Friday, August 31, 2012


I've been plugging away at the kiln site. I have had to stop to get more bricks, silica sand and Hawthorn 40 fire clay for the mortar, etc.  I do have some pictures of the latest progress I've made. 
 Gate from above. There will be removable grate bars for the whole door width front to back, I have the just the front half removed here. I will be able to just walk in to load the kiln.

Door arch is done.

 First support...

 Support frame ready for lath.

Lath on and wall started.

Fire box door frame with pavers.

 Door arch and chamber arch in place. I'll cut and fill the gaps on each side, after. Super duty's on the inside and IFB's on the outside.

 Walls going up, both sides at the same time. I've got angles to the pavers for iron framing to grab on. I have approx. a 5/8" gap between the wall and the chimney filled with Kaowool to allow for the expansion of the bricks.

You can see how high the back top of the old chamber was. With this taper, I will keep the back hot with out over firing the front. 

Sunday, August 19, 2012

More progress on the kiln rebuild...

I have more done on the enlargement and reshaping of my manabigama. I had all the excavating done and was ready for stone dust base to put my concrete blocks on.  I took my time and got them all leveled up and ready for the expanded steel mesh or lath as some masons call it.                      

Now I started the layout, in brick as I had everything done on paper, making room for my shelves and the firebox. I made the necessary adjustments and it's looking good.  I moved the level for the grates up one brick as I know it's good to leave enough room for lots of glistening embers without choking the primary air intakes.

Now i can get the brick saw and make up some special mix mortar consisting of 50% fireclay and 50% grog. I'll make it the consistancy of peanut butter for troweling and like a milkshake for dipping. It will setup nicely when we fire. No Portland cement on the inside of the kiln though. I will add 10% to the outside's insulating coating (as a binder) of the course sawdust, fire clay, vermiculite and sand mix.  I will also use chicken wire to hold the insulation together as it will crack. 

I will remove the placed bricks and "mortar" them in place. This was a "dry run" to make adjustments where needed and get the layout right.

Thursday, August 16, 2012

Update on the kiln rebuild

 I have the kiln down to the old buttresses and the chimney. There are some serious brick piles. I have the old slab cut and ready to remove.


Back hoe comes in handy! Glad I hung on to it! 

Ready for new base. I'll have a lower fire box floor and step down in the chamber.

Tuesday, August 14, 2012

This post is over due. I went to Rockport, MA earlier this summer with my wife Mary Ann for a nice, little vacation. While there though, I always paint, one of the reasons I go there. I paint in oils, plein air style... out in the open air, on location, painting what I see. We were walking around town checking out the shops and galleries and I walked into this one gallery and was talking to the owner/artist and admiring his work only to find out he was on his way out the door to go paint in Gloucester. I got invited along on the spur of the moment. How cool is that!? I'm going painting with Bruce Turner. We drove around checking his "spots" and ended up on this wharf that had what he was looking for. There was a pair of huge "sail boats" tied up to the huge dock pointing towards him. They were like this boat that I did take a picture of. I forgot to take a picture of what he was painting.

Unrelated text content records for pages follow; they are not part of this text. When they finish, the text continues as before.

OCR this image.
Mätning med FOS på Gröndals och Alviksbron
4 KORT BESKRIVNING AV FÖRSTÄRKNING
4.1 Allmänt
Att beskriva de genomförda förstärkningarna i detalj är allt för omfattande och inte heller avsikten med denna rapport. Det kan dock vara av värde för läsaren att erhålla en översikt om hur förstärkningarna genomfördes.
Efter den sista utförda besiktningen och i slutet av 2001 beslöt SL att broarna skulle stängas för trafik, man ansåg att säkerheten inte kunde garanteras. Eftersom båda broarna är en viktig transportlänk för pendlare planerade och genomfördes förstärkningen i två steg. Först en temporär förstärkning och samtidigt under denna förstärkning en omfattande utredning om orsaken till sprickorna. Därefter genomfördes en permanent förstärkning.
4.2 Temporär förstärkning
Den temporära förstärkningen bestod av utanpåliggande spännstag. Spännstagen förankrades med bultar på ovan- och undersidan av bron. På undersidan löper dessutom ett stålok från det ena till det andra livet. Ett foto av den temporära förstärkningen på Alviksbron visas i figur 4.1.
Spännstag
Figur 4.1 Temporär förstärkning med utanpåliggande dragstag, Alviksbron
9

He set up his easel, that once belonged to either Robert C. Gruppe, son of the famous Emile A. Gruppe, or Emile himself, I can't remember. It is shown in this next picture I got off the internet with Robert painting and in the next one as well with Bruce painting.

Looks like the same one to me. Not all that important though, it was great to learn from Bruce. He shared his thoughts as they came or when I asked. I painted the boat on the dock, getting repaired.

I still have a lot to do, this is just an hour's worth of start.

Here is a picture of our set up.

It was cool to paint with him. I even purchased one of his small paintings as a retirement gift to myself. And a reminder of the day.

Sunday, August 12, 2012


I have started the rebuild of my manabigama. I am carefully taking down everything, cleaning all the bricks up and then I am going to rebuild a new, bigger and better kiln. I have a few pictures of the start... of the physical part, as I have been designing, planning and researching for over a year now.


Took the pavers and insulation off the right side.


Saving the kaowool blanket!


Now I added a temporary support (the cover sheet from the steel roof order for the kiln shed extension) for the bricks. Once I start taking out the key bricks, the catenary arch, which is self supporting, will fall in. I don't want them to break or chip, super duty's are not cheap!


Temporary supports.


Almost done with the bricks but still need to take down the pavers below.


Temporary support removed leaving the base section.